As is the case globally, the evolution of the COVID-19 pandemic is the main headwind to the Caribbean tourism outlook for 2022. Domestic vaccine uptake in the tourism-dependent Caribbean countries varies significantly. The Cayman Islands leads the way with 86% of its population fully vaccinated, while Jamaica lags behind at 21%, as of 31 January 2022. The emergence of the omicron variant has also put a damper on tourism, with the Dominican Republic, Puerto Rico, Jamaica, Aruba and the Bahamas all experiencing a fall in bookings between late November and early December, compared to their 2019 levels.

The worldwide surge in omicron cases has come at a particularly inopportune time for the Caribbean, as the first half of 2022 was set to feature an accelerated increase in winter arrivals from the key source markets.

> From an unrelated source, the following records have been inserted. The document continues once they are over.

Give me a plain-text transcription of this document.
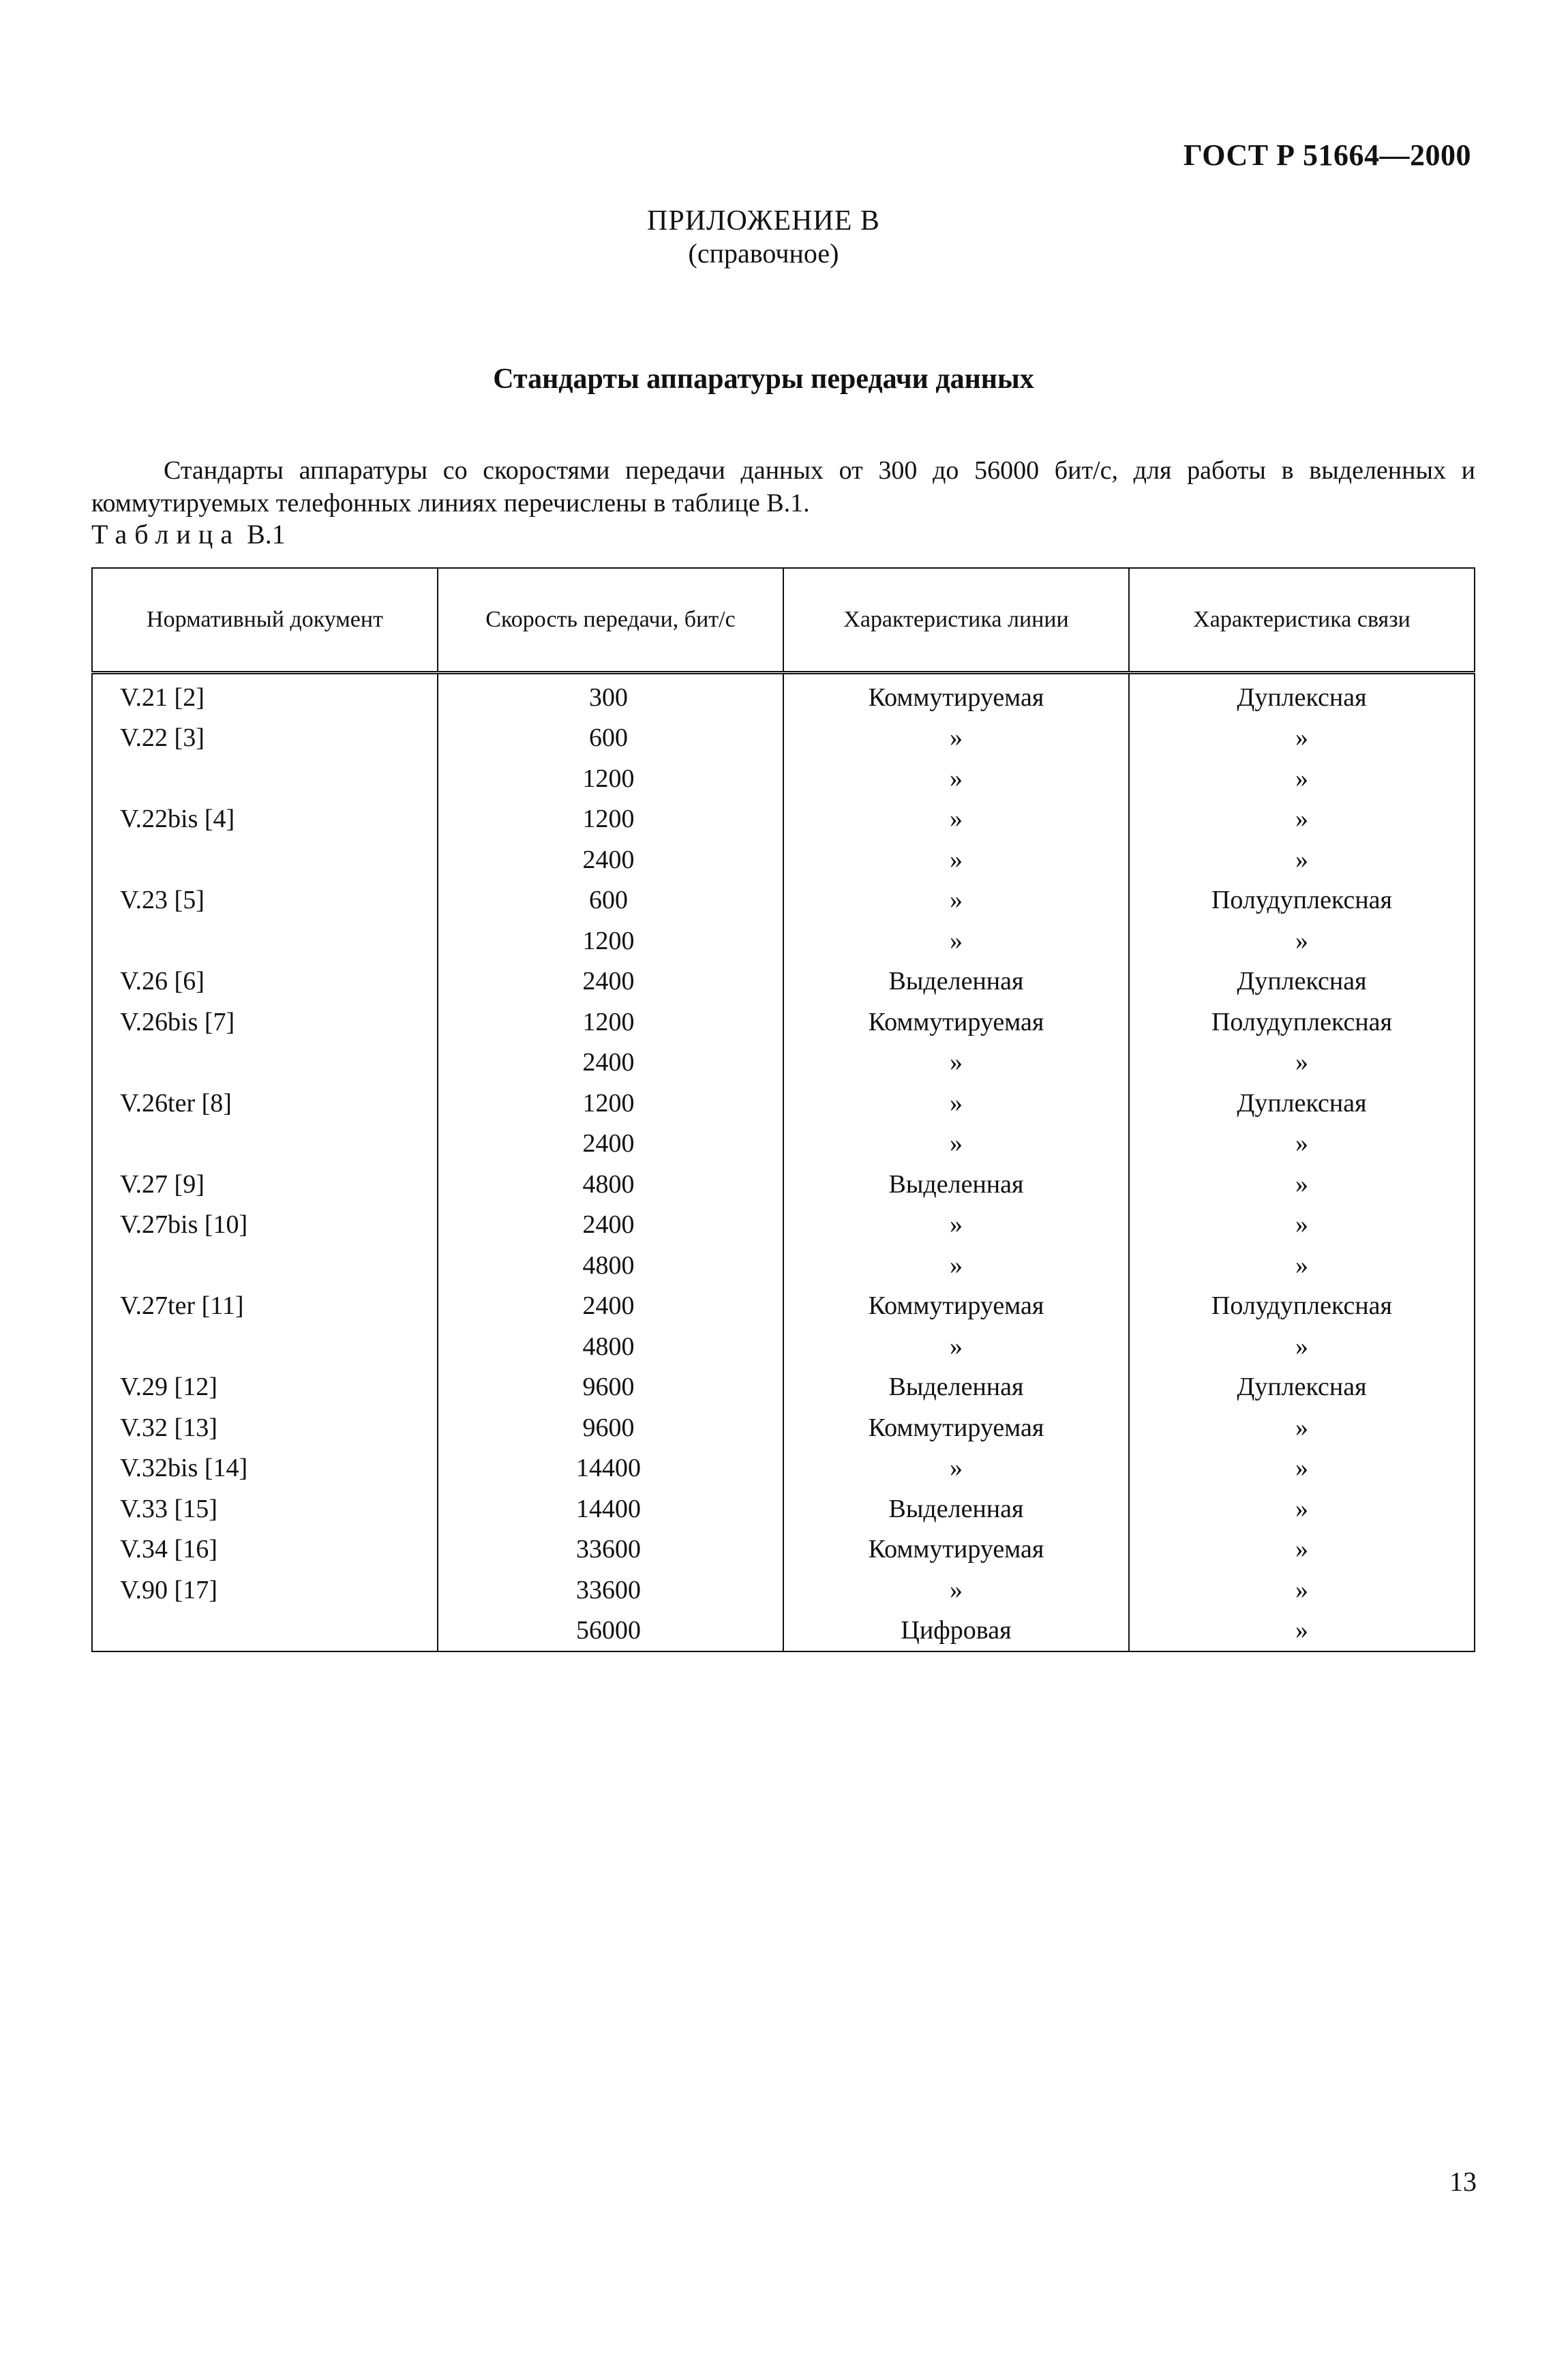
ГОСТ Р 51664—2000
ПРИЛОЖЕНИЕ В
(справочное)
Стандарты аппаратуры передачи данных

Стандарты аппаратуры со скоростями передачи данных от 300 до 56000 бит/с, для работы в выделенных и коммутируемых телефонных линиях перечислены в таблице В.1.

Таблица В.1
Нормативный документ	Скорость передачи, бит/с	Характеристика линии	Характеристика связи
V.21 [2]	300	Коммутируемая	Дуплексная
V.22 [3]	600	»	»
	1200	»	»
V.22bis [4]	1200	»	»
	2400	»	»
V.23 [5]	600	»	Полудуплексная
	1200	»	»
V.26 [6]	2400	Выделенная	Дуплексная
V.26bis [7]	1200	Коммутируемая	Полудуплексная
	2400	»	»
V.26ter [8]	1200	»	Дуплексная
	2400	»	»
V.27 [9]	4800	Выделенная	»
V.27bis [10]	2400	»	»
	4800	»	»
V.27ter [11]	2400	Коммутируемая	Полудуплексная
	4800	»	»
V.29 [12]	9600	Выделенная	Дуплексная
V.32 [13]	9600	Коммутируемая	»
V.32bis [14]	14400	»	»
V.33 [15]	14400	Выделенная	»
V.34 [16]	33600	Коммутируемая	»
V.90 [17]	33600	»	»
	56000	Цифровая	»
13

Since the arrival of omicron, the Caribbean Tourism Organization (CTO) has updated its outlook, noting that there were 5.4 million arrivals in Q32021 compared to around 1.8 million in the same period of 2020, and stating optimistically that “the exceptional results recorded in the summer to year-end period of 2021 show that a scaled or gradual rebound is likely and very possible by the end of 2022.” Fitch Solutions forecasts growth in tourist arrivals of 48.3% for 2022, though it maintains that overall numbers will remain below pre-pandemic levels.


Fundamental trends point in the direction of a limited recovery in global tourism for 2022. The key drivers of this recovery, as in 2021, will be increasing vaccination rates in both source and inbound markets, as well as the availability of spending power in the source markets. The Caribbean is set to maintain the positive momentum generated in 2021, with high rates of tourist arrival and spending growth expected for 2022, though pandemic uncertainty makes it difficult to project exactly.